I’m not normally a big fan of concert films or videos of live performances, and I think the reason is that they usually seem like secondary artifacts. Performance videos with a raucous crowd just remind me that I’m not in the crowd, I’m watching a video instead, there’s a layer of removal. I love live music, I’ve had life-altering experiences standing in a crowd, so I don’t usually care for being reminded of the experience I’m not having. But the “Latterdays” video is different. Live music is one of many casualties of this pandemic, so watching the video of Vernon playing on the roof feels like the primary way to experience this song, not a secondary experience. There is no sense of “you had to be there,” almost no one was there. We are where we need to be, staying home, staying safe, and watching this video on our various personal screens. Everything about it—the music, the lyrics, the cinematography—all seem attuned to that reality.

The lyrics are wonderful, and capture something specific about the fall of 2020, particularly in the midwest. In the weeks leading up to the election the pandemic was surging in Wisconsin, there was a point where the rate of new cases was as bad there as anywhere in the country. Wisconsin, like Michigan, went red in 2016 and it was really unclear whether it would swing back in 2020. The song is not directly about the pandemic or the election, instead it’s about preparing for a storm, which functions as a metaphor for both. One hallmark of this moment is the maddening way in which our fellow Americans refuse to take the pandemic seriously, misplacing blame and condemning us to scores of unnecessary deaths and months upon months of lockdowns. Nothing captures my lament at that foolishness quite like these lines:

You were stocking up before the storm
Stacked yourself against the odds
Talkin’ back to an act of God

5. Jill Magid’s Tender

I normally follow a rule when I make these annual lists of artworks that the entries can only be things that I saw and experienced myself that year. These posts are never an attempt to list the best artworks of a given year, because I could never see enough to make such a list comprehensive (even when travel was possible), and I don’t want to rely only on documentation of an artwork. I’m making an exception here. 

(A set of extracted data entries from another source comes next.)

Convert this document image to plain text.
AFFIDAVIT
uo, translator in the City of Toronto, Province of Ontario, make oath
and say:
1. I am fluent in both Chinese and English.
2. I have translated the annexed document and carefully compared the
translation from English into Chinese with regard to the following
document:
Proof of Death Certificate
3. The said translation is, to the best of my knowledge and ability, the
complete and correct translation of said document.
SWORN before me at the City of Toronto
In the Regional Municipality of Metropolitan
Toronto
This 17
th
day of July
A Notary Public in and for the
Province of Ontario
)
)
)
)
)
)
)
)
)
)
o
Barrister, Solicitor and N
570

In September the conceptual artist Jill Magid worked with Creative Time to launch a project called Tender. She altered 120,000 US pennies to contain a tiny etching along their edges that read, “THE BODY WAS ALREADY SO FRAGILE.” The total value of the coins is $1,200, equivalent to one COVID-19 stimulus check in the first round of direct relief. They were wrapped in special coin rolls and distributed to bodegas in all five boroughs of New York City. The length and spread of the project is not determined, the coins will continue to circulate indefinitely. You might end up with one someday. 

This project is one of my favorite, even though I haven’t seen any of the pennies, I’m not sure there’s even a way to do that. I suppose you could shop in lots of New York bodegas with cash and hope to get lucky, but realistically you’ll never see one of these pennies. That lack of direct experience actually makes the work stronger. In a press release about the project, Magid says, “Tender pennies enter the local economy quietly, and travel like rumor.” They also travel like a virus. There’s no way to know if you’ll ever see one of these pennies, but you know they’re out there. Tender is about transmission and exchange, the tension between strength and vulnerability in our interconnectedness, both economically and biologically.